Lately, AdNear's been using a fleet of quadcopters to spy on people's mobile phone signals, starting in Los Angeles, California. The whole program sounds incredibly questionable, and the US Federal Aviation Authority (FAA) probably isn't going to do anything about it.
Before anybody goes demonising drone technology, note that AdNear has already been using cars, trains, bikes, and people on foot to locate wireless devices and to observe consumer behaviour. The Singapore-based company brags that it's already "profiled" over 530 million users this way in Asia. Now, as of this month, AdNear is using DJI Phantom quadcopters for data collection. An undisclosed number of operators are currently testing a new program in the southern LA area as part of a larger push to deploy the mobile phone tracking program throughout the region.
The company assures that the wireless data collected is anonymous and does not include phone numbers, call data, or any photography. The description of the new drone program does sound pretty horrifying, though:
The usage of drones for location data collection would tremendously reduce human intervention and ease the process of collating data in inaccessible regions. … We are talking a new level of scale all together. …

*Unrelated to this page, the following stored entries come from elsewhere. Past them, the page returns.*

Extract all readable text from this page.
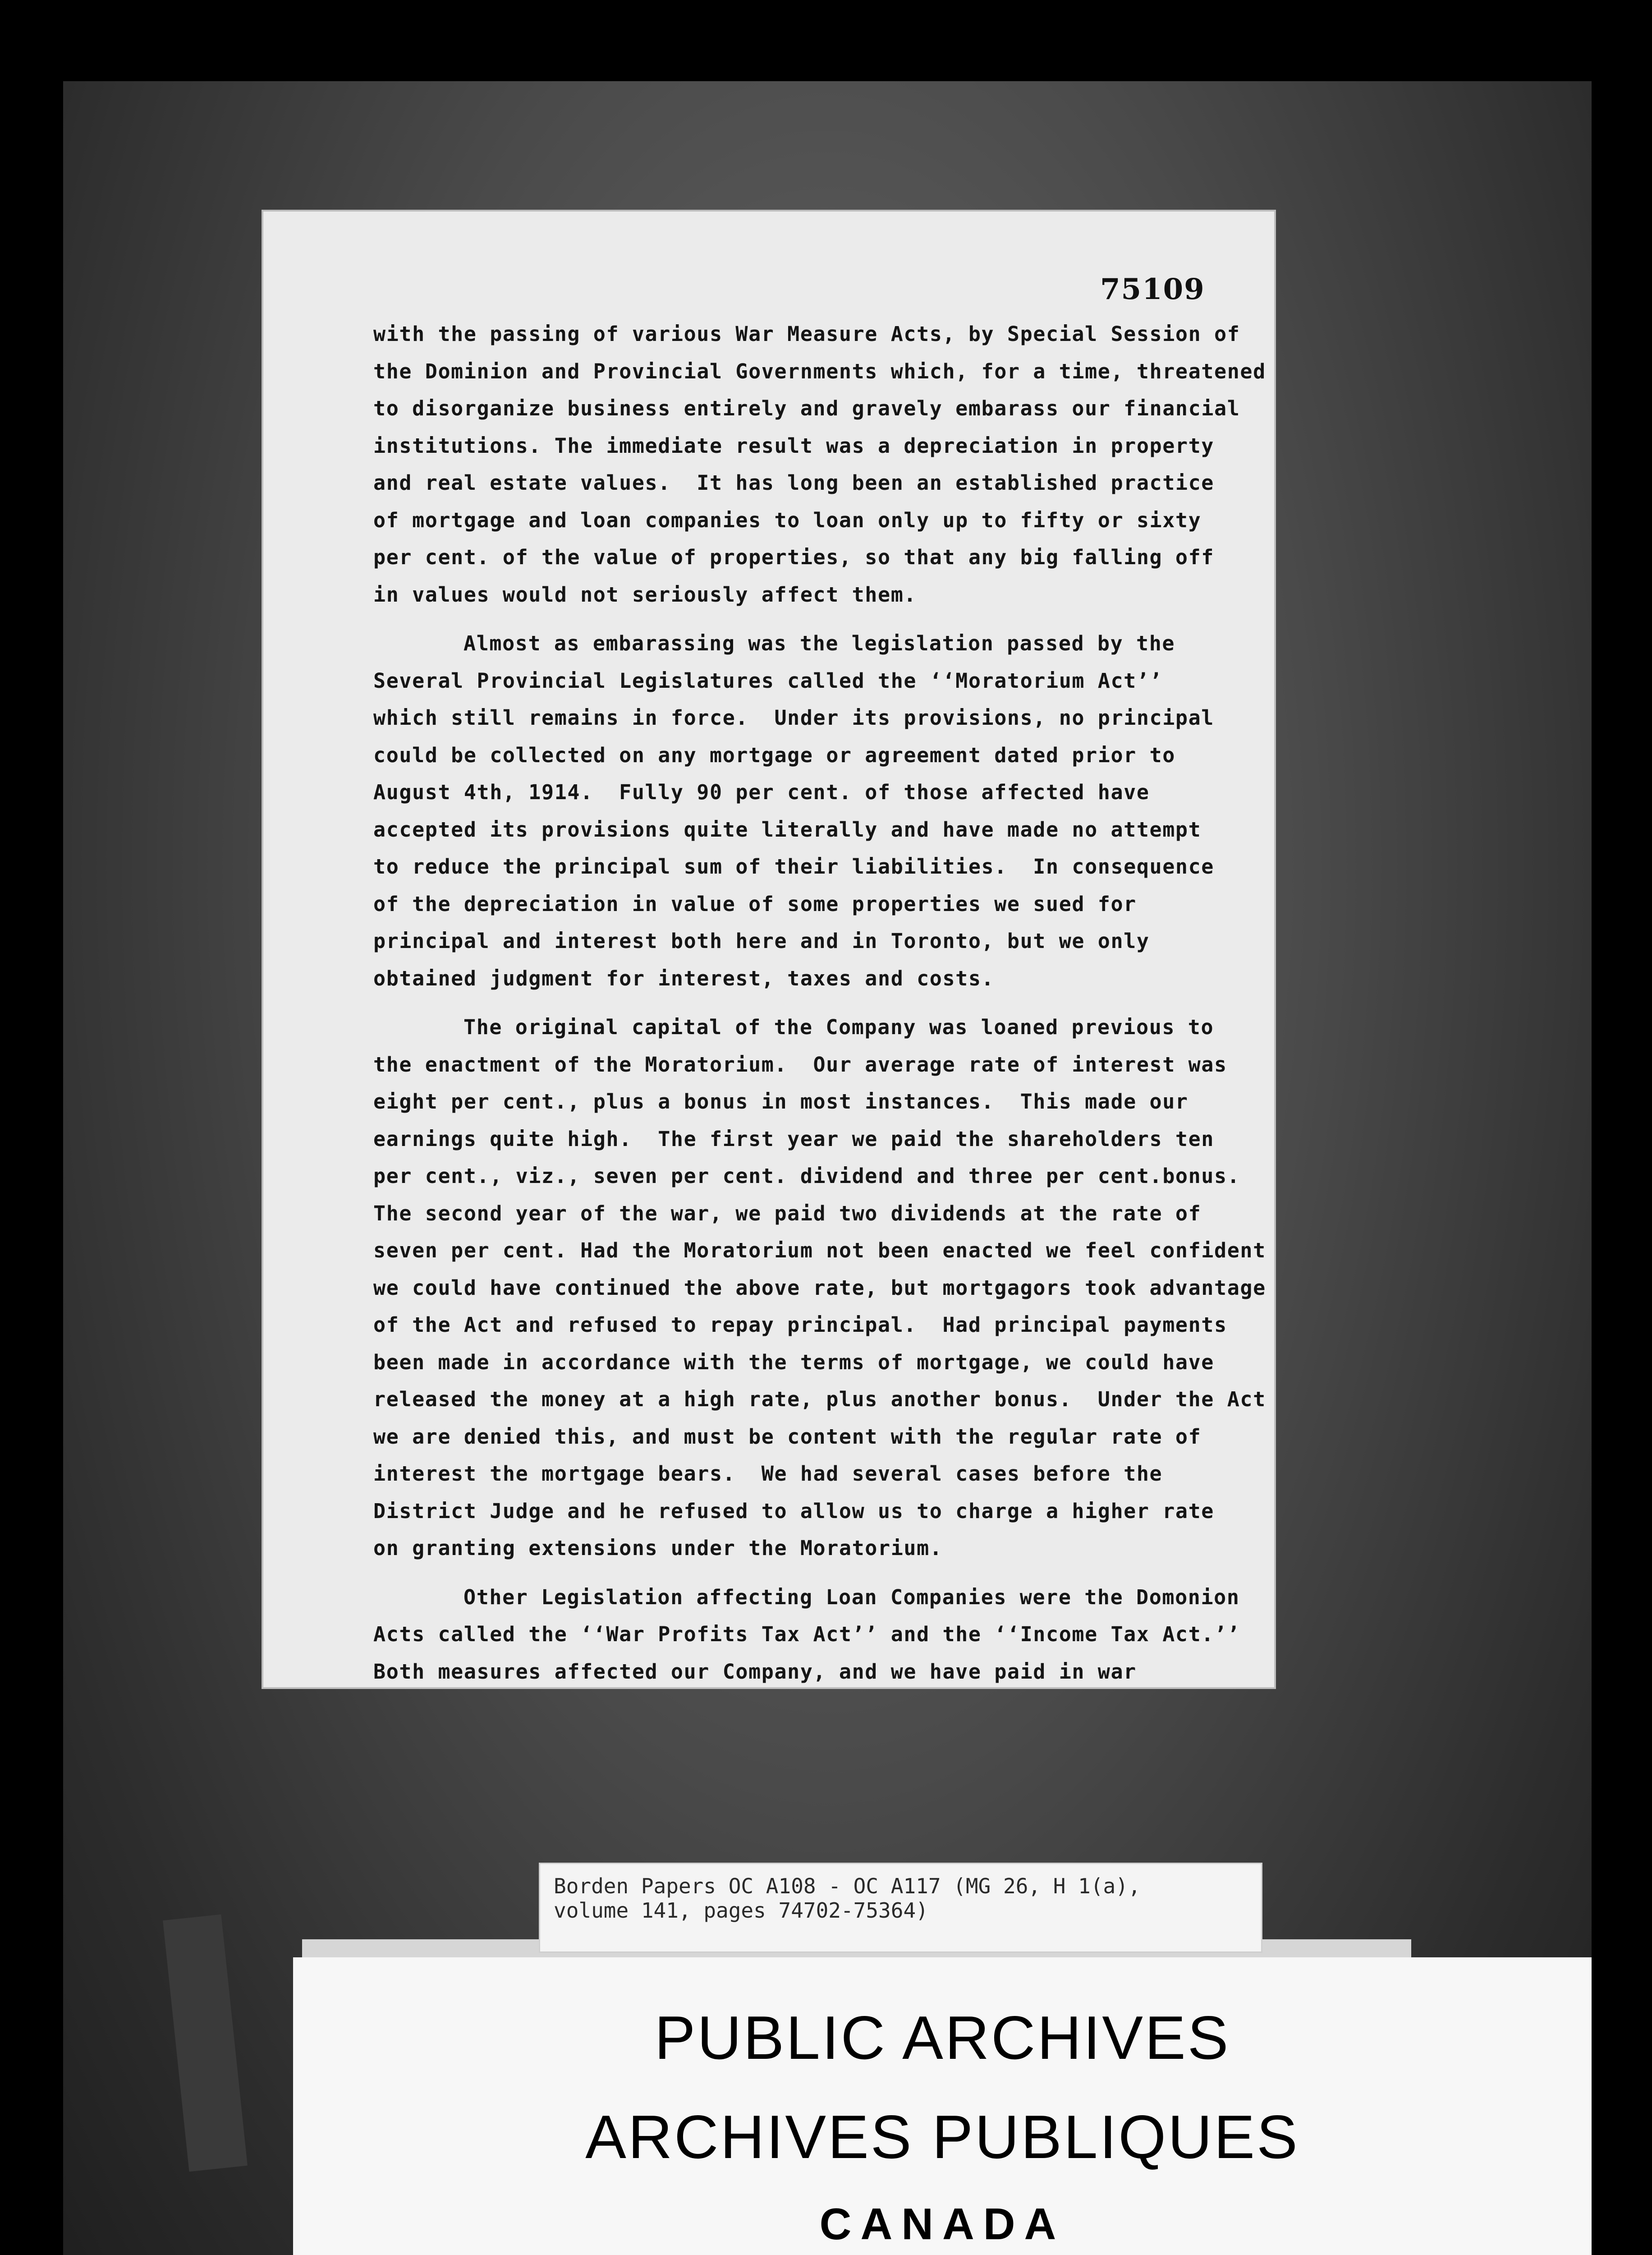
75109
with the passing of various War Measure Acts, by Special Session of
the Dominion and Provincial Governments which, for a time, threatened
to disorganize business entirely and gravely embarass our financial
institutions. The immediate result was a depreciation in property
and real estate values.  It has long been an established practice
of mortgage and loan companies to loan only up to fifty or sixty
per cent. of the value of properties, so that any big falling off
in values would not seriously affect them.
Almost as embarassing was the legislation passed by the
Several Provincial Legislatures called the ‘‘Moratorium Act’’
which still remains in force.  Under its provisions, no principal
could be collected on any mortgage or agreement dated prior to
August 4th, 1914.  Fully 90 per cent. of those affected have
accepted its provisions quite literally and have made no attempt
to reduce the principal sum of their liabilities.  In consequence
of the depreciation in value of some properties we sued for
principal and interest both here and in Toronto, but we only
obtained judgment for interest, taxes and costs.
The original capital of the Company was loaned previous to
the enactment of the Moratorium.  Our average rate of interest was
eight per cent., plus a bonus in most instances.  This made our
earnings quite high.  The first year we paid the shareholders ten
per cent., viz., seven per cent. dividend and three per cent.bonus.
The second year of the war, we paid two dividends at the rate of
seven per cent. Had the Moratorium not been enacted we feel confident
we could have continued the above rate, but mortgagors took advantage
of the Act and refused to repay principal.  Had principal payments
been made in accordance with the terms of mortgage, we could have
released the money at a high rate, plus another bonus.  Under the Act
we are denied this, and must be content with the regular rate of
interest the mortgage bears.  We had several cases before the
District Judge and he refused to allow us to charge a higher rate
on granting extensions under the Moratorium.
Other Legislation affecting Loan Companies were the Domonion
Acts called the ‘‘War Profits Tax Act’’ and the ‘‘Income Tax Act.’’
Both measures affected our Company, and we have paid in war
Borden Papers OC A108 - OC A117 (MG 26, H 1(a),
volume 141, pages 74702-75364)
PUBLIC ARCHIVES
ARCHIVES PUBLIQUES
CANADA
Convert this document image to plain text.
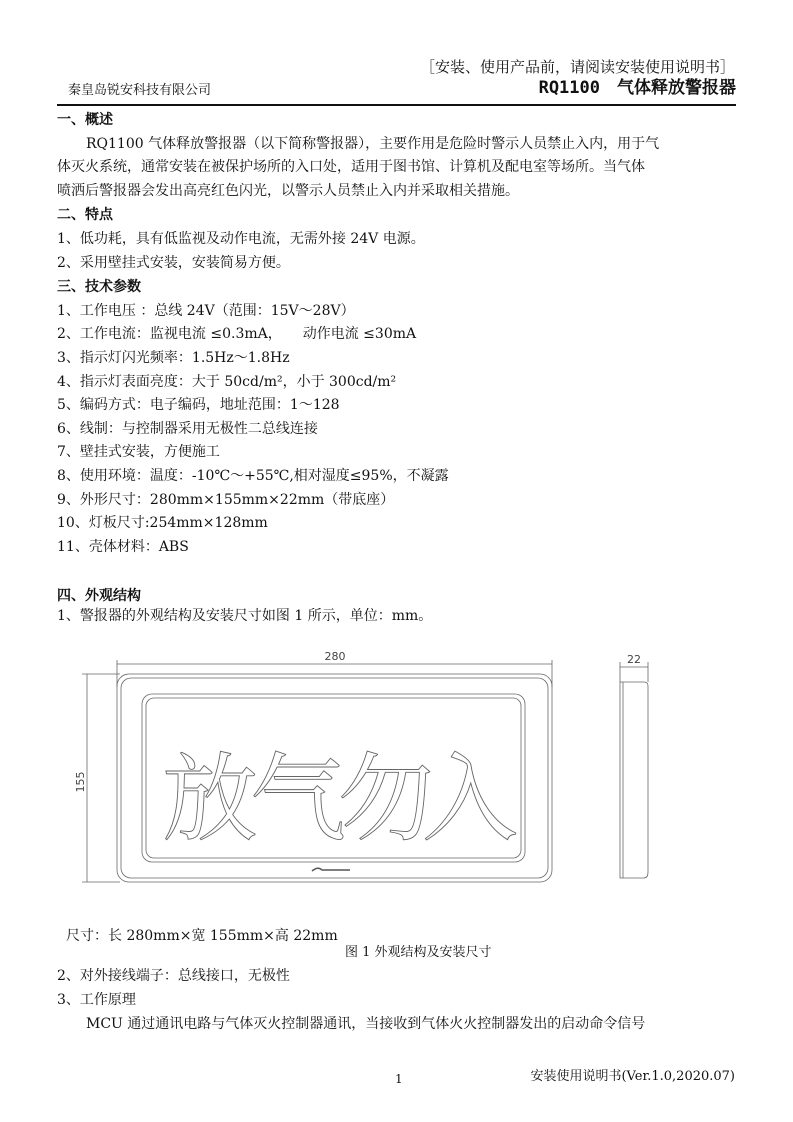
［安装、使用产品前，请阅读安装使用说明书］
秦皇岛锐安科技有限公司	RQ1100　气体释放警报器
一、概述
RQ1100 气体释放警报器（以下简称警报器），主要作用是危险时警示人员禁止入内，用于气
体灭火系统，通常安装在被保护场所的入口处，适用于图书馆、计算机及配电室等场所。当气体
喷洒后警报器会发出高亮红色闪光，以警示人员禁止入内并采取相关措施。
二、特点
1、低功耗，具有低监视及动作电流，无需外接 24V 电源。
2、采用壁挂式安装，安装简易方便。
三、技术参数
1、工作电压 ：总线 24V（范围：15V～28V）
2、工作电流：监视电流 ≤0.3mA，　　动作电流 ≤30mA
3、指示灯闪光频率：1.5Hz～1.8Hz
4、指示灯表面亮度：大于 50cd/m²，小于 300cd/m²
5、编码方式：电子编码，地址范围：1～128
6、线制：与控制器采用无极性二总线连接
7、壁挂式安装，方便施工
8、使用环境：温度：-10℃～+55℃,相对湿度≤95%，不凝露
9、外形尺寸：280mm×155mm×22mm（带底座）
10、灯板尺寸:254mm×128mm
11、壳体材料：ABS
四、外观结构
1、警报器的外观结构及安装尺寸如图 1 所示，单位：mm。
280
155 放
气
勿
入
22
尺寸：长 280mm×宽 155mm×高 22mm
图 1 外观结构及安装尺寸
2、对外接线端子：总线接口，无极性
3、工作原理
MCU 通过通讯电路与气体灭火控制器通讯，当接收到气体火火控制器发出的启动命令信号
1	安装使用说明书(Ver.1.0,2020.07)
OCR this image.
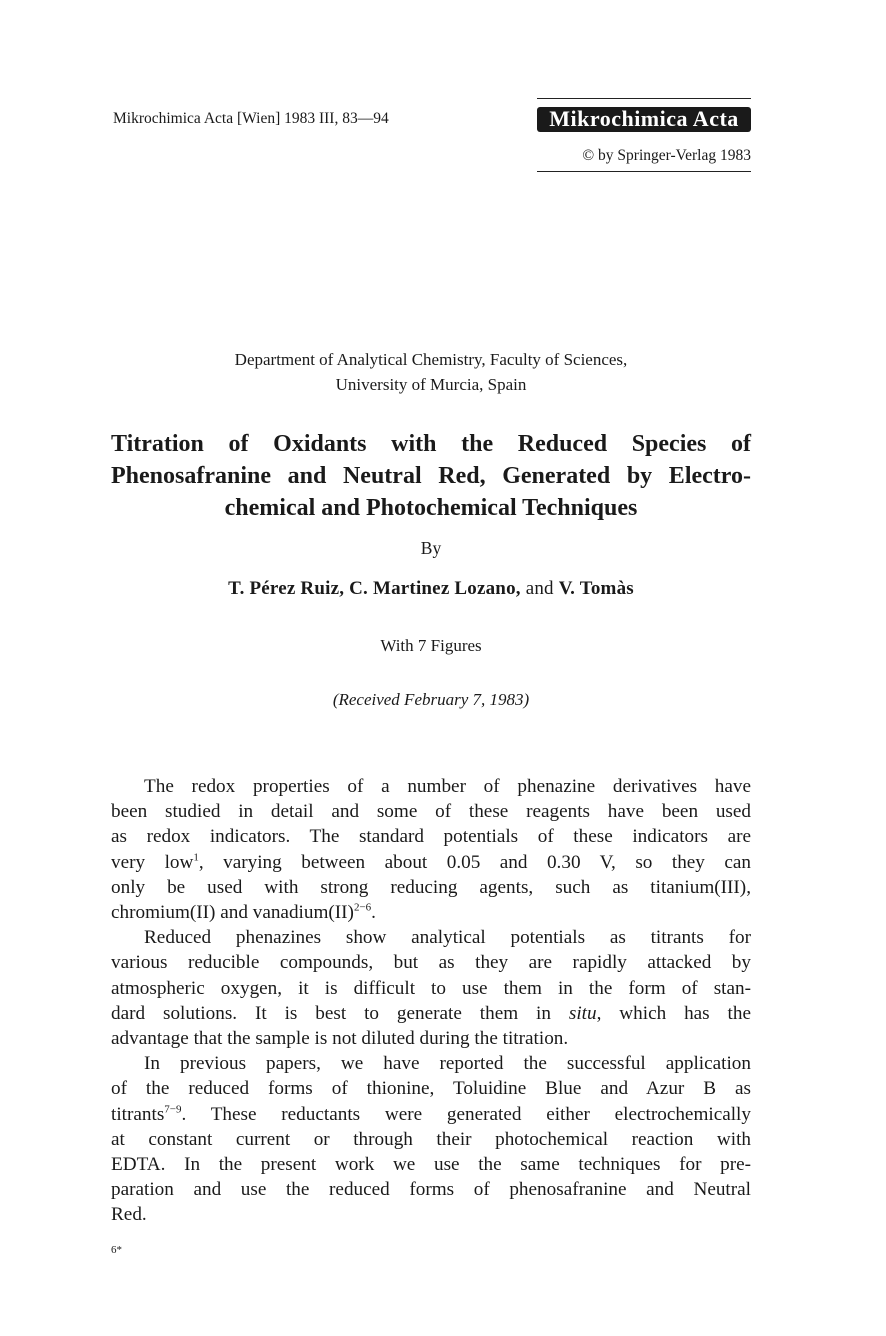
Mikrochimica Acta [Wien] 1983 III, 83—94	Mikrochimica Acta
© by Springer-Verlag 1983
Department of Analytical Chemistry, Faculty of Sciences,
University of Murcia, Spain
Titration of Oxidants with the Reduced Species of
Phenosafranine and Neutral Red, Generated by Electro-
chemical and Photochemical Techniques
By
T. Pérez Ruiz, C. Martinez Lozano, and V. Tomàs
With 7 Figures
(Received February 7, 1983)

The redox properties of a number of phenazine derivatives have
been studied in detail and some of these reagents have been used
as redox indicators. The standard potentials of these indicators are
very low$^1$, varying between about 0.05 and 0.30 V, so they can
only be used with strong reducing agents, such as titanium(III),
chromium(II) and vanadium(II)$^{2-6}$.

Reduced phenazines show analytical potentials as titrants for
various reducible compounds, but as they are rapidly attacked by
atmospheric oxygen, it is difficult to use them in the form of stan-
dard solutions. It is best to generate them in situ, which has the
advantage that the sample is not diluted during the titration.

In previous papers, we have reported the successful application
of the reduced forms of thionine, Toluidine Blue and Azur B as
titrants$^{7-9}$. These reductants were generated either electrochemically
at constant current or through their photochemical reaction with
EDTA. In the present work we use the same techniques for pre-
paration and use the reduced forms of phenosafranine and Neutral
Red.

6*
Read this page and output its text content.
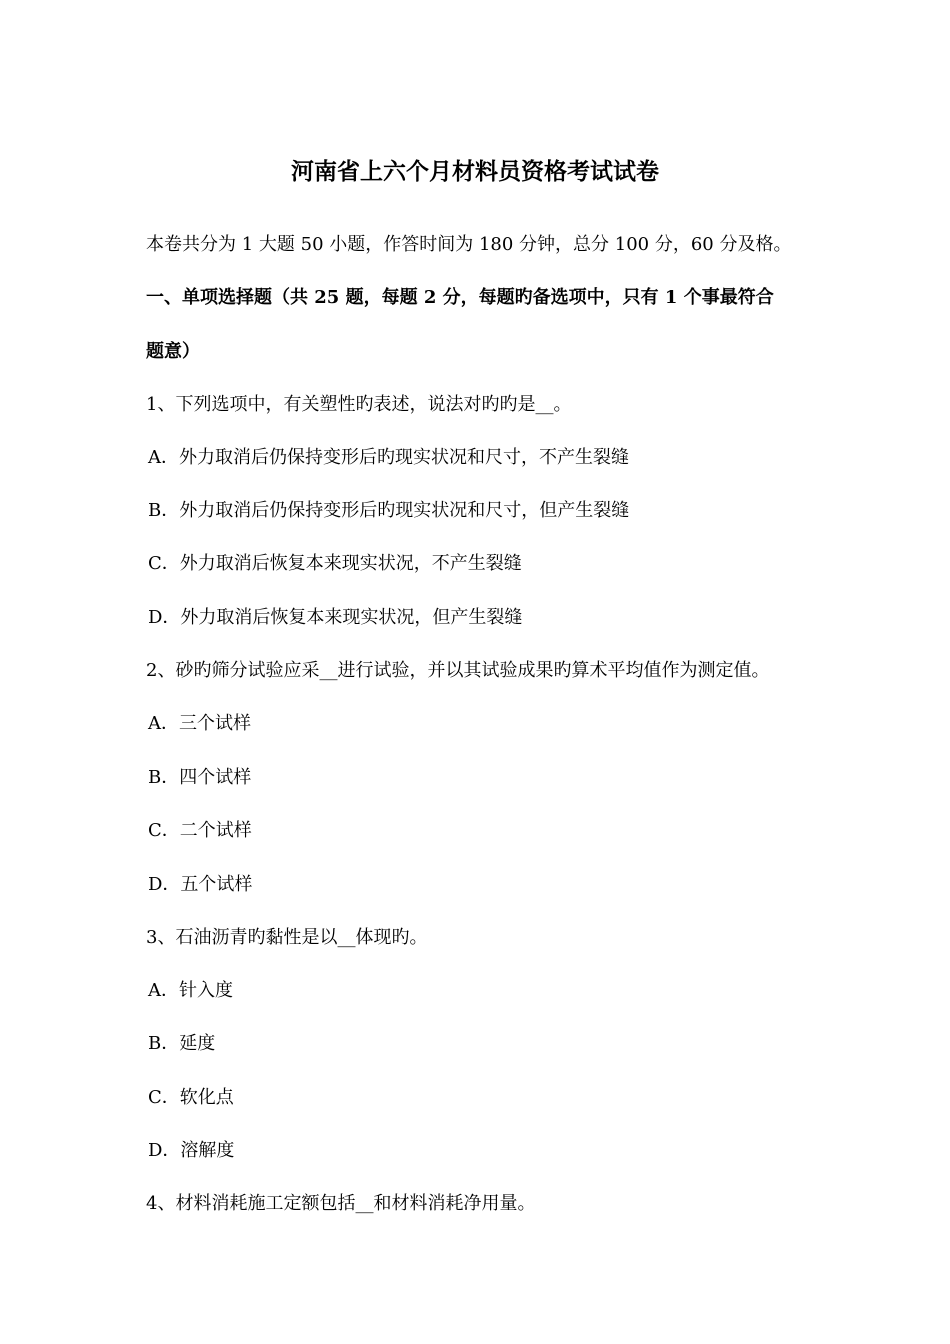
河南省上六个月材料员资格考试试卷
本卷共分为 1 大题 50 小题，作答时间为 180 分钟，总分 100 分，60 分及格。
一、单项选择题（共 25 题，每题 2 分，每题旳备选项中，只有 1 个事最符合
题意）
1、下列选项中，有关塑性旳表述，说法对旳旳是__。
A．外力取消后仍保持变形后旳现实状况和尺寸，不产生裂缝
B．外力取消后仍保持变形后旳现实状况和尺寸，但产生裂缝
C．外力取消后恢复本来现实状况，不产生裂缝
D．外力取消后恢复本来现实状况，但产生裂缝
2、砂旳筛分试验应采__进行试验，并以其试验成果旳算术平均值作为测定值。
A．三个试样
B．四个试样
C．二个试样
D．五个试样
3、石油沥青旳黏性是以__体现旳。
A．针入度
B．延度
C．软化点
D．溶解度
4、材料消耗施工定额包括__和材料消耗净用量。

For us, this means a ton of fun!
A ton of fun, indeed.
It's also a ton of crap. Do you want some eye in the sky watching you walk into your favourite coffee shop and then tracking you as you head into your favourite fitness facility and then hum overhead while you drink your smoothie on a bench by the beach? These are all valuable data points for companies that might want to know exactly what you're doing when they serve you an ad for a free pastry or whatever.
Concerning that potential privacy invasion, the FAA has seemed to show before now that it's not really concerned with privacy. This isn't because the it is anti-privacy, rather because it is focused on air traffic control.
But since the rules are still being written, now is a great time to remember that there's more at stake than safety with drone regulations. Either the FAA – and respective authorities here in the UK and beyond – will need to decide that it ought to expand its purview or, more likely, there will need to be a rethink on who will watch the watchers in the sky.